The authors recommend a stepwise approach starting with immunohistochemistry for BAP1 and, next, MTAP in cases of atypical mesothelial proliferations where the suspicion for malignant mesothelioma is high. (See “Diagnostic workup of atypical mesothelial proliferations.”) If BAP1 is intact with no loss of expression, studies to evaluate for loss of MTAP expression and FISH testing for CDKN2A homozygous deletion should be strongly considered. In a separate study, the authors have demonstrated that the use of BAP1 immunohistochemistry and FISH for CDKN2A deletion in effusion specimens can establish the diagnosis of mesothelioma earlier, even in cases morphologically interpreted as negative. The routine use of BAP1 immunohistochemistry and/or FISH for CDKN2A deletion should be considered only after a rigorous validation process. The use of MTAP immunohistochemistry can be helpful in problematic cases of fluid cytology, especially when the result of BAP1 is equivocal. If MTAP is intact or FISH does not show homozygous deletion, such cases should be designated as “suspicious for malignancy” and surgical tissue sampling should be recommended.

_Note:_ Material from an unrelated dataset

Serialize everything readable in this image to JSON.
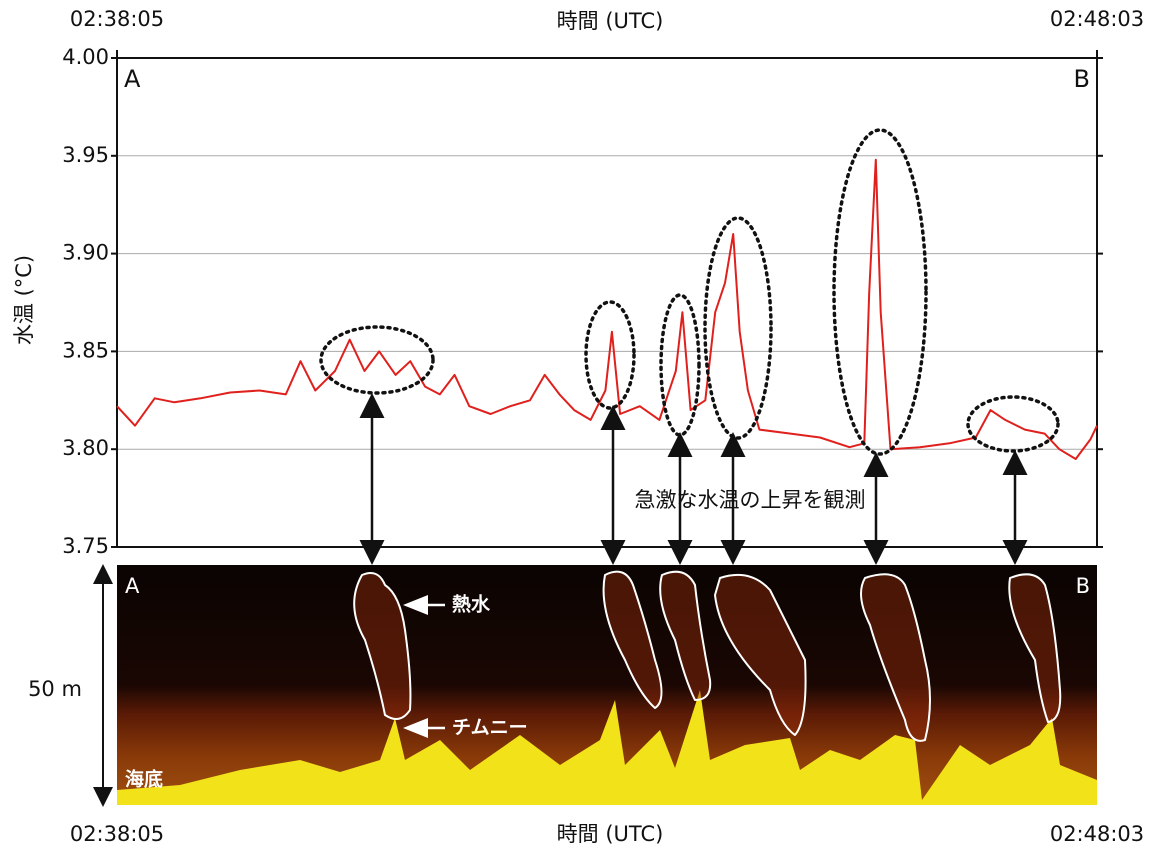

The differential diagnosis of malignant mesothelioma, especially epithelioid mesothelioma, is broad; however, certain morphologic features (such as parakeratotic cells, cell-in-cell engulfment, multinucleation, and large mulberry-like clusters) are helpful clues to considering malignant mesothelioma on cytology. While there is no recommendation on the exact antibody panel (vis-a-vis number and type of antibodies), it is recommended that appropriately validated antibodies with specificity and sensitivity greater than 80 percent be used. The panel should include immunohistochemical stains that confirm mesothelial differentiation (calretinin, WT1, D2-40, and KRT5/6) with the caveat that some of these will occasionally be positive in adenocarcinomas and squamous carcinomas. The panel must be expanded if morphology or clinical history suggests the possibility of metastatic disease. The authors have included a detailed table that describes cytological pitfalls and the immunohistochemical workup of selected epithelioid malignancies in the differential diagnosis of epithelioid mesothelioma. Of note, while PAX8 and GATA3 are excellent markers of renal cell and breast origin, both might be expressed in mesotheliomas.